一 动脉导管未闭
动脉导管未闭(PDA)是临床上最常见的先天性心脏病之一,其发病率占先天性心脏病的15%~ 21%,女性是男性的2倍,每2500~5000 例存活新 生儿中即可发生1例 PDA。PDA可以是单一的畸形,也可与其他先天性心脏畸形同时存在。目前PDA 封堵术的适应证:年龄≥3个月,体重 3 kg 以上的各种类型左向右分流的
PDA,且不合并需外科手术治疗的心脏畸形。

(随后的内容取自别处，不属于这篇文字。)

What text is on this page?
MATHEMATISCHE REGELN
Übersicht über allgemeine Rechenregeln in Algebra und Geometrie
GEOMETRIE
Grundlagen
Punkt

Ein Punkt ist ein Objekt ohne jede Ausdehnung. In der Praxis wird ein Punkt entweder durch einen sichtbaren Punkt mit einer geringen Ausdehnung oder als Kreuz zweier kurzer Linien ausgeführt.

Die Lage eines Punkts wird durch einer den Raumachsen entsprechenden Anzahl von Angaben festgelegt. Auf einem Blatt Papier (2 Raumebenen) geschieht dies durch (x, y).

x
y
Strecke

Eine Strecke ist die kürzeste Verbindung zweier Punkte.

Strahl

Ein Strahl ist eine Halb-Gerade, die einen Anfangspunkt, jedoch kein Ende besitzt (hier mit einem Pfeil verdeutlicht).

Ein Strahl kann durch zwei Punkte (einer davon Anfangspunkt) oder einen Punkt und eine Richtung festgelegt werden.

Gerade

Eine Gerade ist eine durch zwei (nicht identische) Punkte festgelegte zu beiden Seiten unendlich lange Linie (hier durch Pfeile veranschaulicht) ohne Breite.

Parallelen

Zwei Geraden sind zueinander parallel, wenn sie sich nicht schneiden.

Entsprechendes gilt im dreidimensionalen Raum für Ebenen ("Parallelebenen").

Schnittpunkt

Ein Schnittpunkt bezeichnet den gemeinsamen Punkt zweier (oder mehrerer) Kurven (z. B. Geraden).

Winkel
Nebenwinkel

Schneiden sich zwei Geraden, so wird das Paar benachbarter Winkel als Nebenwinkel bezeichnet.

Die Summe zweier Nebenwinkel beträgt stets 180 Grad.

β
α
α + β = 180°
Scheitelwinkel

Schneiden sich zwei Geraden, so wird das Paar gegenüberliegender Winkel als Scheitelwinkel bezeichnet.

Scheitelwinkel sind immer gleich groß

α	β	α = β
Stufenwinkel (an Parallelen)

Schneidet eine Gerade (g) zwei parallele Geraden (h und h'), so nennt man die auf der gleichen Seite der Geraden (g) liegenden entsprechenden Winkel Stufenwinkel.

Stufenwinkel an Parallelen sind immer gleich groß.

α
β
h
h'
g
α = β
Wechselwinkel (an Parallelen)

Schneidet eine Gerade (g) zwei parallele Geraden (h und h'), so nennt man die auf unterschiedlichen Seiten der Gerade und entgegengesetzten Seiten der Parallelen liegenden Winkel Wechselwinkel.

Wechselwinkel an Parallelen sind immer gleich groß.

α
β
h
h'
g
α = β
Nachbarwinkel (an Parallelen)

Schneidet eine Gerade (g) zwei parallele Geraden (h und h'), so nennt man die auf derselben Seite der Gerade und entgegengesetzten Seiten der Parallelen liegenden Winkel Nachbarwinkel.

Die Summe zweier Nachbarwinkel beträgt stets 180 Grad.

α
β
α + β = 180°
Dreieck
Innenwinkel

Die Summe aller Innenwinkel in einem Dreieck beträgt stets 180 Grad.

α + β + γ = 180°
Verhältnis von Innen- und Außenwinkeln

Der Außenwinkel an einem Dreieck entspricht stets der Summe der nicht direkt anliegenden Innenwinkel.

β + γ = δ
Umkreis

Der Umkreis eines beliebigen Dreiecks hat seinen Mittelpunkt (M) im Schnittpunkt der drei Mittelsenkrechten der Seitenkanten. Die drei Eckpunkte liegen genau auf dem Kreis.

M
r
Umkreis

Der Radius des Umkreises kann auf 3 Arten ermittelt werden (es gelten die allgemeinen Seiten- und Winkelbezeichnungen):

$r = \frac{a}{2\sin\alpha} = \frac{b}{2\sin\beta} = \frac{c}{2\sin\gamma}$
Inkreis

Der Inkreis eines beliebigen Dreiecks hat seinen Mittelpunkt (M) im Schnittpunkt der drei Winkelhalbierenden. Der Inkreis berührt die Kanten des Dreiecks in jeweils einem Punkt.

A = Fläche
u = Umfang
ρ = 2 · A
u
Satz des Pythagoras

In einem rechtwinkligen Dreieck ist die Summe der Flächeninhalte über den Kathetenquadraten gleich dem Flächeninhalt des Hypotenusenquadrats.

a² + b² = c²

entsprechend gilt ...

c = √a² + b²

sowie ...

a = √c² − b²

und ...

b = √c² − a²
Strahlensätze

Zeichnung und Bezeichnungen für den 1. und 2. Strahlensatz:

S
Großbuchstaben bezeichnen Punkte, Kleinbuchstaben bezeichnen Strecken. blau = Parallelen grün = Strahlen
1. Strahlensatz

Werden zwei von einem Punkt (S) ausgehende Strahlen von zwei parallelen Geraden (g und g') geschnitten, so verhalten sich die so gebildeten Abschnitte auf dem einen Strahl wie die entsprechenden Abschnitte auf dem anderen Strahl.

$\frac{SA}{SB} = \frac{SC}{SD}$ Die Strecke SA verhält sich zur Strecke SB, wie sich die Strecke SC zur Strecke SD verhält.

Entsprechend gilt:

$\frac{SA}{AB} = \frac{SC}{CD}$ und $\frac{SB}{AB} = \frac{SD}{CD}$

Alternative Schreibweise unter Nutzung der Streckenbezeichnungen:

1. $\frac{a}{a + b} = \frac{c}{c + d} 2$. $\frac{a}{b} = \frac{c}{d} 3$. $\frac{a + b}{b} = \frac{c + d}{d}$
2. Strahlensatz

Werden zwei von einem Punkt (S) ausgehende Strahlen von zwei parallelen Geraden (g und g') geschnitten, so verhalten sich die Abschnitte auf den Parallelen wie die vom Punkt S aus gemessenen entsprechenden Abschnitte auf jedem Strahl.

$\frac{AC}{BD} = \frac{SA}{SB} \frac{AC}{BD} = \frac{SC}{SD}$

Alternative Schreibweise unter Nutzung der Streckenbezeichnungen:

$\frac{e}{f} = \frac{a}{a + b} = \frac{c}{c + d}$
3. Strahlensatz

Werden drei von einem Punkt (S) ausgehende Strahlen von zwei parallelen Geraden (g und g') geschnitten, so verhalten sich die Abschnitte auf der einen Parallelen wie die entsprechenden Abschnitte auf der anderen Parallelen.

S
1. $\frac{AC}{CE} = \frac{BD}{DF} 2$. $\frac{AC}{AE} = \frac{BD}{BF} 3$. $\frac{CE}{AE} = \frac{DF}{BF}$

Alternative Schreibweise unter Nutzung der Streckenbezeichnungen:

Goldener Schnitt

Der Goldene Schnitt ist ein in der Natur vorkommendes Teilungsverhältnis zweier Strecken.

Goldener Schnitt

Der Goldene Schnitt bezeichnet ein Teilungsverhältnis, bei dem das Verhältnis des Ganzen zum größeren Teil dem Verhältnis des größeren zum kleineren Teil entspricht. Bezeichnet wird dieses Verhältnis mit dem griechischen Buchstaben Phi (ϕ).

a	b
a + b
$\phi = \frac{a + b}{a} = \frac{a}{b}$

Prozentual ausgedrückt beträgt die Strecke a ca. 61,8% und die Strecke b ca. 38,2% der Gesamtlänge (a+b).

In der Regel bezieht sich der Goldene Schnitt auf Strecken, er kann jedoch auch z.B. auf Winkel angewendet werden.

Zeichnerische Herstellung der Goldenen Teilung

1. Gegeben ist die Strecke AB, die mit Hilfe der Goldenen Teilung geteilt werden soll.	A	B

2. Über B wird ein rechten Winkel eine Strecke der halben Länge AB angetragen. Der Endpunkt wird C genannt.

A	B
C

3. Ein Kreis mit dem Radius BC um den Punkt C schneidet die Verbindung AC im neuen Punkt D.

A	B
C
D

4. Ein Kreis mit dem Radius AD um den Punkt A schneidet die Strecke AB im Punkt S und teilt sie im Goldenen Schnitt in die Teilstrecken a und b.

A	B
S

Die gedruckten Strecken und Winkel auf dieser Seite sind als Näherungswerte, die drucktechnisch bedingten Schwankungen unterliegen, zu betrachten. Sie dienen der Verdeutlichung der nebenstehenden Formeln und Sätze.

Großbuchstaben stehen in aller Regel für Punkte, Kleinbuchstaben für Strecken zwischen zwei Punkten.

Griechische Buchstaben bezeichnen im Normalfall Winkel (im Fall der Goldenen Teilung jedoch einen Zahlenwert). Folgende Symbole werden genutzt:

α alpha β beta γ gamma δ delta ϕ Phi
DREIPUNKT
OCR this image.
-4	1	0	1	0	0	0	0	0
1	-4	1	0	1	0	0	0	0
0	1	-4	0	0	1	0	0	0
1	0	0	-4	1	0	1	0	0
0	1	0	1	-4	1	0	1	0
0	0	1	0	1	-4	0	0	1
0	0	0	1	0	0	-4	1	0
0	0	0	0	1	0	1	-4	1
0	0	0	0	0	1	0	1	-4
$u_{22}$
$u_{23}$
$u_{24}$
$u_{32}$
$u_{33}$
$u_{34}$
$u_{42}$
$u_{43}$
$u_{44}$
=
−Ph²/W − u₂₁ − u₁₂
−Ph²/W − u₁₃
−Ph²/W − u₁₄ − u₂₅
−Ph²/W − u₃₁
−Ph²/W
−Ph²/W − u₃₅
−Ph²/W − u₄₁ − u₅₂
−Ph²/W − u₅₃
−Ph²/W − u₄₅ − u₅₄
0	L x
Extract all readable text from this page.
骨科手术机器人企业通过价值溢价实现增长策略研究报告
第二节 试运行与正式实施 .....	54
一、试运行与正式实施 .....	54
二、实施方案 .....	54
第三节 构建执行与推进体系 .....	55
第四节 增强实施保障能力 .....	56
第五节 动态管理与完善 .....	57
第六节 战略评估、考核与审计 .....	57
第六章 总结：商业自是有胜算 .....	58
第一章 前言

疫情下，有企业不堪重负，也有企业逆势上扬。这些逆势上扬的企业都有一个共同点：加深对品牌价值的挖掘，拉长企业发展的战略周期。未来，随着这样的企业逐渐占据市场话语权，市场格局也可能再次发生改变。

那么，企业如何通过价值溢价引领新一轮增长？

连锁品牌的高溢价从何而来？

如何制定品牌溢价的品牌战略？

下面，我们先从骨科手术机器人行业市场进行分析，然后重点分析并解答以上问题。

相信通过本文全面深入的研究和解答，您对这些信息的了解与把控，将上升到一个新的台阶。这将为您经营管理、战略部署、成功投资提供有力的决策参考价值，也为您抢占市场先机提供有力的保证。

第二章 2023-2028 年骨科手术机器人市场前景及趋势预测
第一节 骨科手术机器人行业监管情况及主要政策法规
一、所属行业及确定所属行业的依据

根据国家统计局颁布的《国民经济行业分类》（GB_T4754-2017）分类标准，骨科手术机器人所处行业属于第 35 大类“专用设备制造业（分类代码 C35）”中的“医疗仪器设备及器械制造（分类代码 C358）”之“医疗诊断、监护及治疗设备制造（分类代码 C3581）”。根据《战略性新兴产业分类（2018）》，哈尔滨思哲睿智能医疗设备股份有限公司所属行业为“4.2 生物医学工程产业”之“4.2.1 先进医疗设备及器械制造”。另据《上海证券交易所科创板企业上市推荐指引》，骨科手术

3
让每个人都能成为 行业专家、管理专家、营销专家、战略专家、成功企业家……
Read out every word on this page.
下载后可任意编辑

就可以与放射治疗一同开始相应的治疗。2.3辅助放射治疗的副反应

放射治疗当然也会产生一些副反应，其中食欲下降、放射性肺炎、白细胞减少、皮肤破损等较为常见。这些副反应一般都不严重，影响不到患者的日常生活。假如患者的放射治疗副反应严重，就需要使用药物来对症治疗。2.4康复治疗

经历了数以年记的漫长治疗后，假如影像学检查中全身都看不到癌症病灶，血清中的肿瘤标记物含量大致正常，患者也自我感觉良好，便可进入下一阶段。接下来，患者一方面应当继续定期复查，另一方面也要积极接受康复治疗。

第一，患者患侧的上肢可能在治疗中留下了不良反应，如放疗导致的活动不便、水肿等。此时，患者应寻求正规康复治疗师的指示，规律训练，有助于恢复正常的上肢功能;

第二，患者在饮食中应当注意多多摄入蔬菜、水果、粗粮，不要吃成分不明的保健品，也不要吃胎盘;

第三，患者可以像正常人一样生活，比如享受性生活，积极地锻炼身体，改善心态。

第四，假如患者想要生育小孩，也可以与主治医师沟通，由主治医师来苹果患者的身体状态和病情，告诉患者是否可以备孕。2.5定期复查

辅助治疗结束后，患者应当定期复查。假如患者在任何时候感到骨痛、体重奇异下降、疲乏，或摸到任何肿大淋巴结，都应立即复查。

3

绝大多数的PDA患者均可用介入方法达到治愈,但近年,PDA封堵术的常见并发症也时有报道,临床上如何合理开展PDA封堵术呢?
1、正确选择介入治疗的适应证
对于婴幼儿和合并有重度肺动脉高压的患者必须慎重,对于内径大于主动脉内径的小儿应选择外科手术治疗,以求取得更安全可靠的效果;PDA直径10mm以上者应首选国产封堵器,其有较大的各种型号,并具有伞内聚乙烯薄片多阻流作用强的特点,不易出现残余分流;对于重度肺动脉高压的大PDA,应选用肌部室间隔封堵伞封堵,防止因术后患者咳嗽产生一过性肺动脉压力增高而致封堵伞脱落;在封堵较大内径的PDA时,要避免封堵伞反复多次的释放和回收,以免造成肺动脉夹层;外科手术后再通PDA,由于局部组织粘连及纤维化及瘢痕形成,管壁弹性差,可伸展性小且结扎后壶腹部多变小变浅,选择封堵伞直径应大于再通最窄直径2-3mm,但不能过大,以免造成主动脉弓或肺动脉的狭窄;对年龄大于50岁或有心绞痛病史的PDA患者,应先行冠状动脉造影术。
2、严格规范操作,避免并发症的发生
操作技术的娴熟,准确是减少并发症的根本保证,这对于1岁以下低体重的婴儿尤为重要,为避免穿刺部位的血管损伤,选用的传送鞘管要尽量细,可采用递增内鞘管逐渐扩大静脉穿刺口,以防大鞘管造成静脉血管内皮卷缩,痉挛,断裂,术后出现下肢肿胀,淤血,疼痛等现象;婴幼儿弹性较大,选择封堵伞时最好大于最窄处4-6mm,同时要考虑到主动脉端的大小,使主动脉侧的伞不凸出在主动脉腔内,术后最好选用端孔导管测量升主动脉到降主动脉的连续压力曲线,如压差>10mmHg,应该考虑有主动脉管腔的狭窄,必须收回封堵伞,重新选择伞或置入成角型蘑菇伞;当肺动脉内压差>5mmHg,多普勒超声心动图显示左肺动脉血流速超过1.5m/s时,需调试封堵伞的位置,避免置放伞时过分向肺动脉端牵拉,造成医源性左肺动脉开口处狭窄。当封堵器脱落至肺动脉时,可先试用异物钳或网篮导管将其取出体外,如不成功,再行外科手术取出。对脱落至动脉侧的封堵伞,要首先考虑股动脉的内径,避免取出时造成幼小患者股动脉的损伤。在介入过程中严格规范操作,选择合适封堵器,可避免并发症的发生。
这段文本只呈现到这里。